Research Questions
Research Questions
While the European Union (EU) urgently requires preparation for the next economic, refugee or security crisis, rising Euroscepticism and populism across member states challenge established approaches and necessitate policy and institutional innovations that accommodate diverse preferences. Yet, reforms have stalled. One explanation for the EU’s inaction is poor knowledge about the willingness and institutional capacity for integration of specific policies at the EU level.

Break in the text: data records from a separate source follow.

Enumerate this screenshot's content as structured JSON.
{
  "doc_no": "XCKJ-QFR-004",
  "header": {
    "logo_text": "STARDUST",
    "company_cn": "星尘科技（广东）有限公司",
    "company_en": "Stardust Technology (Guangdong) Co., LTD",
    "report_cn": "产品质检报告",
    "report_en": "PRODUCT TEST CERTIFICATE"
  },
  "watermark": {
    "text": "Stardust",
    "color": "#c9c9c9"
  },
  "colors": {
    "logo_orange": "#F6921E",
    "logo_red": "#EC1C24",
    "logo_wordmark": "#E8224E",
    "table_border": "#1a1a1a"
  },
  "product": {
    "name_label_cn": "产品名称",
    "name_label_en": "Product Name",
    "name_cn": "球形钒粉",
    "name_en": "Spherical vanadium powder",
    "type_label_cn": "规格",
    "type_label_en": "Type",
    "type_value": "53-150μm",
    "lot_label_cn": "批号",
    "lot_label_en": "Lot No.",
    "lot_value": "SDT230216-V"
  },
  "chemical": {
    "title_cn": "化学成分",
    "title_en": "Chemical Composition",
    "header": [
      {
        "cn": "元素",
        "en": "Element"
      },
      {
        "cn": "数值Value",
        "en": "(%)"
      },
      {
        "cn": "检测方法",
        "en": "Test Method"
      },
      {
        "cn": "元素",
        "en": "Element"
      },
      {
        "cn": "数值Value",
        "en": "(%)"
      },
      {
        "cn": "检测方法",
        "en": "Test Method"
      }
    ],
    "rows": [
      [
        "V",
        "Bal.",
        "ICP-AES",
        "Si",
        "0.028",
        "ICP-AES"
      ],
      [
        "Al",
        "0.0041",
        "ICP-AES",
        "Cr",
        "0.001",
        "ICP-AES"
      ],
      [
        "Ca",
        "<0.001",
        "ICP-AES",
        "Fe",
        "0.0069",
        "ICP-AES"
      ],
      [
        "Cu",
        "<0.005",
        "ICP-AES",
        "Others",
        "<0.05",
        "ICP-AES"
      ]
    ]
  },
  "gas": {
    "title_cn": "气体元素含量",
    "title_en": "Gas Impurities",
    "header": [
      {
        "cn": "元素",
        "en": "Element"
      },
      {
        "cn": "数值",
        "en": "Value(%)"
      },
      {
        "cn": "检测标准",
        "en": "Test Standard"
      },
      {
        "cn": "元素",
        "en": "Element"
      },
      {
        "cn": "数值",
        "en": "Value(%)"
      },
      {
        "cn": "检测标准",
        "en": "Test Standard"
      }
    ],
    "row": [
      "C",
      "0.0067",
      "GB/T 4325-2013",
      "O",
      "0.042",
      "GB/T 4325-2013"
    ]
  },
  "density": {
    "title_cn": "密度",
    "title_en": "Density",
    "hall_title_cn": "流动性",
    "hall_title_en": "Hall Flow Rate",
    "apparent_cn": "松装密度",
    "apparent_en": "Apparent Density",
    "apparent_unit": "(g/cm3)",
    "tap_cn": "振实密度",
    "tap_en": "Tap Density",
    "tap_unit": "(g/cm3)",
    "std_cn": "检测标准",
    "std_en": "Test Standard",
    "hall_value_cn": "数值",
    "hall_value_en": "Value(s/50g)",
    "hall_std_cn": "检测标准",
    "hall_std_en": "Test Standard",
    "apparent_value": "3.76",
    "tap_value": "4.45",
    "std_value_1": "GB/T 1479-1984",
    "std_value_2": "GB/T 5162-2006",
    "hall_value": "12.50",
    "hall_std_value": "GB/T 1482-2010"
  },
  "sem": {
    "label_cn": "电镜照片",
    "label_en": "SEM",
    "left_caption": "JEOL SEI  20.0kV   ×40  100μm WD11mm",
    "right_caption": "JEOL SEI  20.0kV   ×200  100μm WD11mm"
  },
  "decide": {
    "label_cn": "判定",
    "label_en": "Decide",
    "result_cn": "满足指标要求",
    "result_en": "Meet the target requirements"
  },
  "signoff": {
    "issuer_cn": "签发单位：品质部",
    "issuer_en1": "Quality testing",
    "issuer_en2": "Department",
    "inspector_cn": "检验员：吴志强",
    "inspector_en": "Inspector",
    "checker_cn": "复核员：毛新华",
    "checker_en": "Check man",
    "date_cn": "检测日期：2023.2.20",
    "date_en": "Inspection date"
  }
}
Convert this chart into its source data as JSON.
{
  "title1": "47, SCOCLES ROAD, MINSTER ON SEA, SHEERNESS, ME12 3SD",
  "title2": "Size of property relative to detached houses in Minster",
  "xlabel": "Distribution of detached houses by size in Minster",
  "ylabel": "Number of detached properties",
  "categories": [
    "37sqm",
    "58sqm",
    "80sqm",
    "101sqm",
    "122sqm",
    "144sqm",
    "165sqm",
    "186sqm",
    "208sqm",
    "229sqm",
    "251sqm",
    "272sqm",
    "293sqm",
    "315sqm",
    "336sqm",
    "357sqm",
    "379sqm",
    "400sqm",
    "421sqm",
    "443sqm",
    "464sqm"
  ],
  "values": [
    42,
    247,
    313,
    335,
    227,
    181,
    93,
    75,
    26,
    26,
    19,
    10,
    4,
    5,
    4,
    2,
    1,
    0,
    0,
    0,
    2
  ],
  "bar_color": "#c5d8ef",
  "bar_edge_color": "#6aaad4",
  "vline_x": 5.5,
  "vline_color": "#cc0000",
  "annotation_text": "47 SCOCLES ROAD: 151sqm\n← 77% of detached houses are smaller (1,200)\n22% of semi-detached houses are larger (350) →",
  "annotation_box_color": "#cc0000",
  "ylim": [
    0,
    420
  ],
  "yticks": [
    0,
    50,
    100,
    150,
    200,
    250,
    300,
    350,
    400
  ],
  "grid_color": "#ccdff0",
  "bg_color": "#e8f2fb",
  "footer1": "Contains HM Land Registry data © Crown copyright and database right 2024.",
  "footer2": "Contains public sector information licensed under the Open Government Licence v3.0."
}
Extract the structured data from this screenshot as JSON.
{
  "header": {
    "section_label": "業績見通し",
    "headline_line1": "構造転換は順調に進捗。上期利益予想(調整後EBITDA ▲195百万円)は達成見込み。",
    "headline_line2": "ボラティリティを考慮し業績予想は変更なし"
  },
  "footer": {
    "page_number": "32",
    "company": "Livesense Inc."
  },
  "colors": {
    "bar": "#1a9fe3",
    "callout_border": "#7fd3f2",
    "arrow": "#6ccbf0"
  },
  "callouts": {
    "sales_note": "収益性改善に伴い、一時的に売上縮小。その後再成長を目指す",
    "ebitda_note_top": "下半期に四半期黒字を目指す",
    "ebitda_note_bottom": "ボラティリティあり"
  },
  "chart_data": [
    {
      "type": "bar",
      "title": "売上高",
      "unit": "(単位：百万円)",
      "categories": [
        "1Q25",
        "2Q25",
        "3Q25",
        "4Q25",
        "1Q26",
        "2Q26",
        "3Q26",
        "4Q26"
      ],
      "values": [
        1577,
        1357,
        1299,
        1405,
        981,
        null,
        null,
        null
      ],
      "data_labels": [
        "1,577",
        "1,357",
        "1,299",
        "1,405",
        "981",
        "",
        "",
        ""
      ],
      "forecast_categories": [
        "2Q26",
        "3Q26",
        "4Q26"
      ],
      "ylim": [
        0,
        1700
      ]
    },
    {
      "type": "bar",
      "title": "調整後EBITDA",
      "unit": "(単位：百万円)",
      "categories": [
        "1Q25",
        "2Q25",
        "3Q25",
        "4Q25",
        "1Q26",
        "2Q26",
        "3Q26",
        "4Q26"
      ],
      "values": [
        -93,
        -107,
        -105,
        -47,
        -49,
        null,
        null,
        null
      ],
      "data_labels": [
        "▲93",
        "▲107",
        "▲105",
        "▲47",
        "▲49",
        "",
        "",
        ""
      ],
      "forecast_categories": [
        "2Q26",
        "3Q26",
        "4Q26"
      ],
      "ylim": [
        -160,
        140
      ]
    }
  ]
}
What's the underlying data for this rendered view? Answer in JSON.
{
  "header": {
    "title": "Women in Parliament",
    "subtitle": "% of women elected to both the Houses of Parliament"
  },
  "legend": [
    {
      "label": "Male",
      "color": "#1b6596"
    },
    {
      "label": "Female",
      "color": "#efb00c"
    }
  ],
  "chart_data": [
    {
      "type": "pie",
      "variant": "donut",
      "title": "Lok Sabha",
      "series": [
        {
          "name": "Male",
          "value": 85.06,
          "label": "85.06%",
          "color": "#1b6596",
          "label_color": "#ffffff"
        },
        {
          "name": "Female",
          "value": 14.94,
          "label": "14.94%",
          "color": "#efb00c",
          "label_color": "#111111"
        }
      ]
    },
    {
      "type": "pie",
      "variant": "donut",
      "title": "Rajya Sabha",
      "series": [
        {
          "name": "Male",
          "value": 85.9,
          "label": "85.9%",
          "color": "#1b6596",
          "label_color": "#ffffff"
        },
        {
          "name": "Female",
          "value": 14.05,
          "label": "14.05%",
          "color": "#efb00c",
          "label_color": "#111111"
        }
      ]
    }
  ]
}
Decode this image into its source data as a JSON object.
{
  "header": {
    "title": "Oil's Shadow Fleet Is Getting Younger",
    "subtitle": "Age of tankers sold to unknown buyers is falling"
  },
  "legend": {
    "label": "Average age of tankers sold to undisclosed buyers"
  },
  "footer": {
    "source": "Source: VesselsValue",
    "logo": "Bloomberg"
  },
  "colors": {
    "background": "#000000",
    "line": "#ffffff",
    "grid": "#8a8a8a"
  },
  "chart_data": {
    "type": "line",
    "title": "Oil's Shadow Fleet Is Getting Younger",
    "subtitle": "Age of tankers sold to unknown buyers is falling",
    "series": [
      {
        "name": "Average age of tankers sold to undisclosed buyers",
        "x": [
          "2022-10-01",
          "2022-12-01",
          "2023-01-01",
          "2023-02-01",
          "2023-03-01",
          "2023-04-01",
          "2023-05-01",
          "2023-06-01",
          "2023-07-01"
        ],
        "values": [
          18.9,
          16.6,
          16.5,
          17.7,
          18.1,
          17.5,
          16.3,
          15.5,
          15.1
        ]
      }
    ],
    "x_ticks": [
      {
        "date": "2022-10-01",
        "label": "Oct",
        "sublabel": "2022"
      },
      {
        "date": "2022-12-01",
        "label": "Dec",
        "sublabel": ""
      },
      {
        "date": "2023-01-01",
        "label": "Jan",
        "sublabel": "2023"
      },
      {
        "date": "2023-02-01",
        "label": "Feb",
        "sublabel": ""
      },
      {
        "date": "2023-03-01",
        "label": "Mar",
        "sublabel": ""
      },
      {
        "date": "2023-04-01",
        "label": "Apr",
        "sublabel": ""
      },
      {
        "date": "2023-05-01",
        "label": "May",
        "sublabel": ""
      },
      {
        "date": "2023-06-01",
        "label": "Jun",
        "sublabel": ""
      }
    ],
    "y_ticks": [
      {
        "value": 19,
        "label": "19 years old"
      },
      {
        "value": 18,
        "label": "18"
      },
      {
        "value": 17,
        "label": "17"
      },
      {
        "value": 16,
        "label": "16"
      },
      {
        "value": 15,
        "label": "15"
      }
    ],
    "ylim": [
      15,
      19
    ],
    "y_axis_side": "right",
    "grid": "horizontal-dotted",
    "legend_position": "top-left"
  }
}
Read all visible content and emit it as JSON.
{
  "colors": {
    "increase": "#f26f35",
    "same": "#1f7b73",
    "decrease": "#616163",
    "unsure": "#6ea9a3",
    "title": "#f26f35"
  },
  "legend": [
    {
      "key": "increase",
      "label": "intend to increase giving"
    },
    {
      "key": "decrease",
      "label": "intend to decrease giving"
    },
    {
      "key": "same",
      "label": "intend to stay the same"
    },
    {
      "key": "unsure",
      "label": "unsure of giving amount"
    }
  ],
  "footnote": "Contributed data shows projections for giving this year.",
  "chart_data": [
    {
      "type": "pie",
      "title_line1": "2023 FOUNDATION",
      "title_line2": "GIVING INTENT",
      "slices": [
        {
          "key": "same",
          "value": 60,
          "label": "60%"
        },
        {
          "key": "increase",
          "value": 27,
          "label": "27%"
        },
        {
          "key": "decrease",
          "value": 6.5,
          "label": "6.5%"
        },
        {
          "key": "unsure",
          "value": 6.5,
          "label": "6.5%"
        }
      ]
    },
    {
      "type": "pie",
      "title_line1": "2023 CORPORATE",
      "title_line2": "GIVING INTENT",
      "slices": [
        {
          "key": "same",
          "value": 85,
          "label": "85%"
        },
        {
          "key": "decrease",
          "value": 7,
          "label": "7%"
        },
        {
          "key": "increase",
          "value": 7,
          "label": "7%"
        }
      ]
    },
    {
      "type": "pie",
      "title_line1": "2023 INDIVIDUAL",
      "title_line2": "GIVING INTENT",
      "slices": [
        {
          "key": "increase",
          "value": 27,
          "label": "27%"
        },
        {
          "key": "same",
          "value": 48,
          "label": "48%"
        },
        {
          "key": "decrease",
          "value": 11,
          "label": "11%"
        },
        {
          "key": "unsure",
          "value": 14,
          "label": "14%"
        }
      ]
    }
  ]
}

We address this gap by answering the following questions:
RQ1: What preferences do EU citizens, political parties and governments across the member states hold on the transfer of specific policy competence from the national to the EU level?
RQ2: What positions do the EU legislative institutions pursue with respect to integrating specific policies at the EU level?
RQ3: To what extent and when are these institutional positions responsive to the integration preferences of citizens and political parties?
RQ4: Under which conditions does each of the EU institutions manage to assert its position in the policy-making process?
RQ5: To what extent are the adopted EU policies across policy areas responsive to the integration preferences of constituents across member states?
We expected that the answers to these questions are conditional and developed a theoretical framework that guided our analysis of how EU politicization affects the positions, authority and responsiveness of EU institutions, proposing three mechanisms: identity transformation, decreased institutional cohesiveness and changes in procedural rules. Thereby, the project cuts across two programme themes: “shifting identities and representation” and “changing authority of institutions”.